O recurso à gestação de substituição voltou a dividir opiniões este ano quando o confinamento à escala quase mundial veio revelar o caso de dezenas de bebés retidos na Ucrânia à espera dos chamados pais de intenção.

Falava-se de "barrigas de aluguer", uma prática legal na Ucrânia e noutros países do Leste da Europa, mas não em Portugal, onde entre 2017 e 2018 foi possível recorrer a uma barriga de substituição, mas sem qualquer interesse comercial.

Há quatro anos, o Parlamento Português aprovou a gestação de substituição, permitindo, por exemplo, a casais homossexuais poder ter filhos recorrendo a barrigas externas aos parceiros de forma altruísta, isto é, sem troca de dinheiro mesmo na forma de doação.

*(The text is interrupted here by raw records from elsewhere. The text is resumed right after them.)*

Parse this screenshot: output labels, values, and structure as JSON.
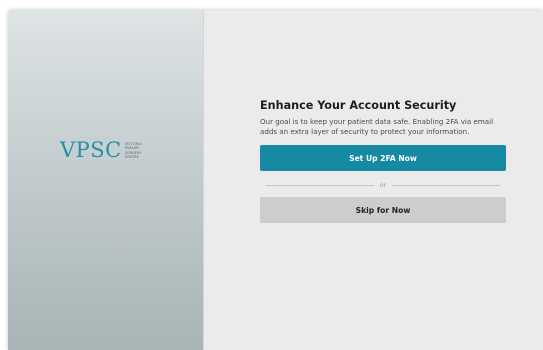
{
  "brand": {
    "logo_text": "VPSC",
    "logo_sub_lines": [
      "VICTORIA",
      "PARADE",
      "SURGERY",
      "CENTRE"
    ],
    "accent_color": "#168aa3"
  },
  "security_prompt": {
    "title": "Enhance Your Account Security",
    "description": "Our goal is to keep your patient data safe. Enabling 2FA via email adds an extra layer of security to protect your information.",
    "setup_button_label": "Set Up 2FA Now",
    "divider_label": "or",
    "skip_button_label": "Skip for Now"
  }
}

Mas em 2018, o Tribunal Constitucional considerou inconstitucionais parte da lei, em particular a impossibilidade de a gestante (a mulher que concorda gerar um filho para terceiros) poder impor os seus direitos maternais até ao momento da entrega da criança. Decisão reiterada no ano ado.

"Atualmente não existe (em Portugal) enquadramento legal que regule a gestação de substituição em Portugal, pelo que não é legal a prática desta técnica", lê-se no site do Conselho Nacional de Procriação Medicamente Assistida.

O Bloco de Esquerda e o Partido das Pessoas, dos Animais e da Natureza (PAN) apresentaram, entretanto, novos projetos-lei sobre a gestação de substituição. "As iniciativas já receberam o parecer da Comissão de Saúde e nota técnica elaborada dos serviços de apoio e a discussão deve começar em breve", lê-se no portal da Ordem dos Advogados, em nota publicada no início de setembro sobre a reatamento dos trabalhos na Assembleia da República.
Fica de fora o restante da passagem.